Most of the conversation about customer experience in social housing today focuses on technology. AI-powered feedback analysis. Digital self-service portals. Omnichannel contact centres. CRM integrations. These tools have their place, but they address only part of the picture - and arguably not the most important part. Tenant satisfaction and the quality of customer service interactions depend on something technology can't provide on its own: people who understand, care and are empowered to help.
The introduction of Tenant Satisfaction Measures (TSMs) by the Regulator of Social Housing has made customer experience a board-level priority for every housing association in the country. Recent Housemark analysis of TSM data shows overall tenant satisfaction at 72.5%, with satisfaction with complaint handling at just 35.3% - consistently the lowest of all measures. These numbers tell a story that technology alone can't solve. When residents are dissatisfied with how complaints are handled, the issue is rarely about which platform the complaint was logged on. It's about whether the person on the other end understood, cared and had the capability and permission to help.

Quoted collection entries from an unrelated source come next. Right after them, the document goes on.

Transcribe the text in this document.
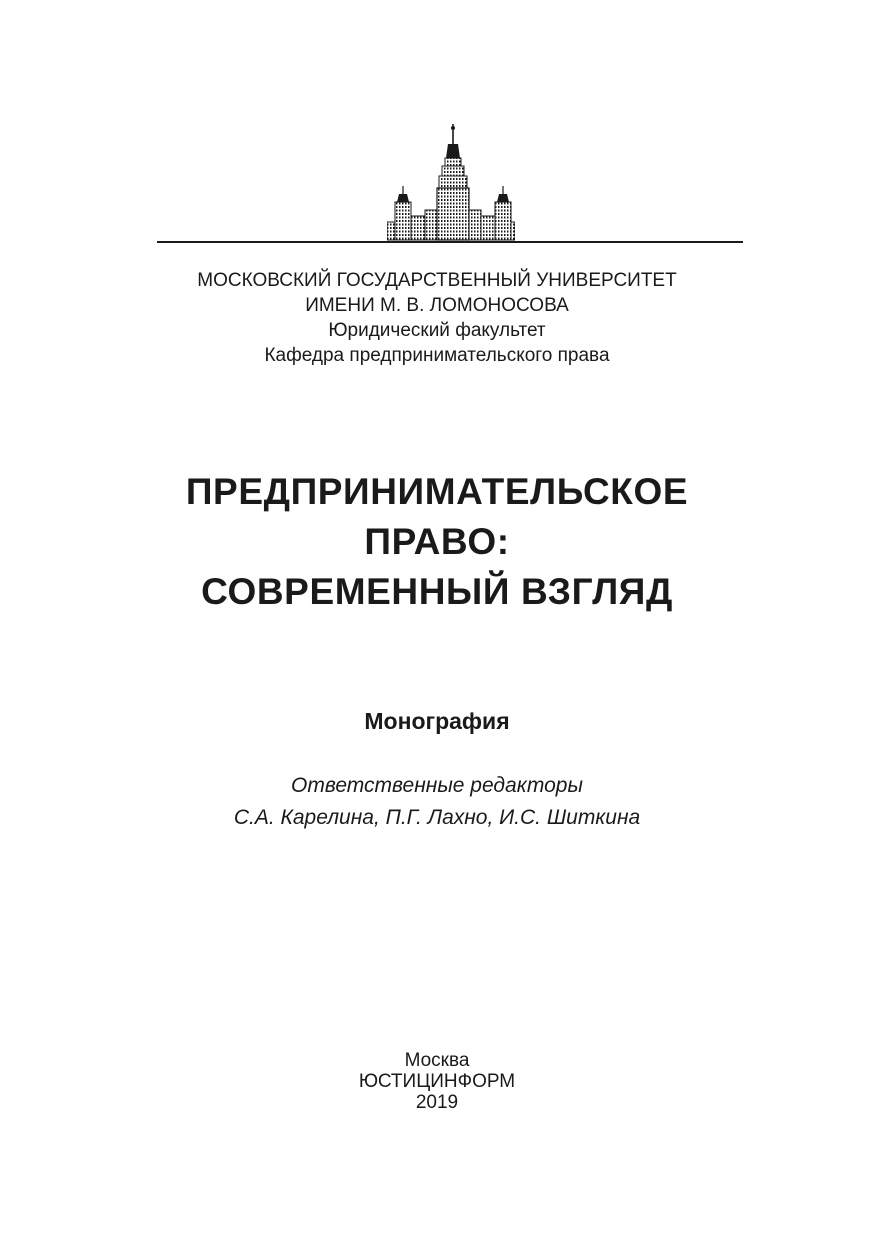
МОСКОВСКИЙ ГОСУДАРСТВЕННЫЙ УНИВЕРСИТЕТ
ИМЕНИ М. В. ЛОМОНОСОВА
Юридический факультет
Кафедра предпринимательского права
ПРЕДПРИНИМАТЕЛЬСКОЕ
ПРАВО:
СОВРЕМЕННЫЙ ВЗГЛЯД
Монография
Ответственные редакторы
С.А. Карелина, П.Г. Лахно, И.С. Шиткина
Москва
ЮСТИЦИНФОРМ
2019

This project revealed something that became central to our understanding of organisational change: customer experience in social housing is an emergent property of the whole organisational system. It emerges from how teams work together, what leaders model, whether frontline staff feel empowered, how knowledge flows between departments and whether the culture genuinely supports putting residents first. You can't install good customer experience through a technology procurement. You have to cultivate it through the way people work.

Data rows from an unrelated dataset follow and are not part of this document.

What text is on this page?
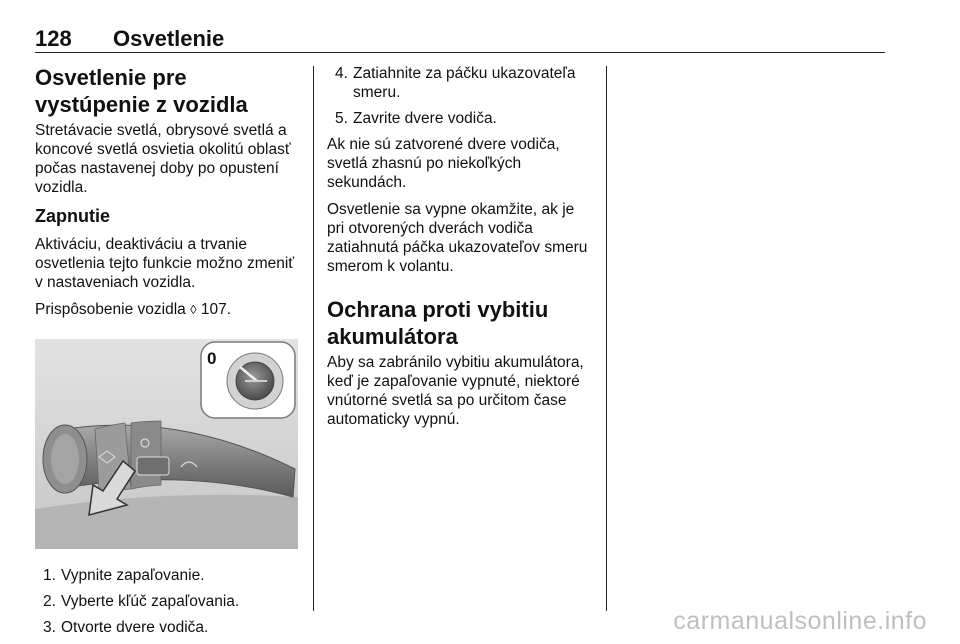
128 Osvetlenie
Osvetlenie pre vystúpenie z vozidla

Stretávacie svetlá, obrysové svetlá a koncové svetlá osvietia okolitú oblasť počas nastavenej doby po opustení vozidla.

Zapnutie

Aktiváciu, deaktiváciu a trvanie osvetlenia tejto funkcie možno zmeniť v nastaveniach vozidla.

Prispôsobenie vozidla ◊ 107.

0
1. Vypnite zapaľovanie.
2. Vyberte kľúč zapaľovania.
3. Otvorte dvere vodiča.
4. Zatiahnite za páčku ukazovateľa smeru.
5. Zavrite dvere vodiča.

Ak nie sú zatvorené dvere vodiča, svetlá zhasnú po niekoľkých sekundách.

Osvetlenie sa vypne okamžite, ak je pri otvorených dverách vodiča zatiahnutá páčka ukazovateľov smeru smerom k volantu.

Ochrana proti vybitiu akumulátora

Aby sa zabránilo vybitiu akumulátora, keď je zapaľovanie vypnuté, niektoré vnútorné svetlá sa po určitom čase automaticky vypnú.

carmanualsonline.info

The Paragon programme worked because it addressed customer experience as a systemic challenge rather than a customer service or service design problem in isolation. It started with the customer voice, built shared understanding across the housing association, gave teams practical tools and a common identity, equipped leadership to sustain the culture, and created mechanisms for continuous improvement that lived within the organisation rather than depending on external support.
For any housing association working to improve its tenant satisfaction scores, the lesson is worth considering. Technology can make services more efficient and accessible. But the experience residents actually have - whether they feel heard, respected and supported - is shaped by the people they interact with and the organisational culture those people work within. Investing in frontline capability, cross-departmental working and shared customer-centric identity may be less glamorous than a new digital platform, but this work suggests it creates deeper, more lasting improvement in how residents experience their housing association.
The question isn't whether technology has a role in customer experience in social housing. It does. The question is whether your housing association has built the organisational culture and capability to make that technology meaningful - or whether you're layering digital tools on top of the same siloed, process-heavy ways of working that created the problems in the first place.
Paragon Community Housing is now part of PA Housing, formed in 2017 through the merger of Paragon Community Housing and asra Housing Group.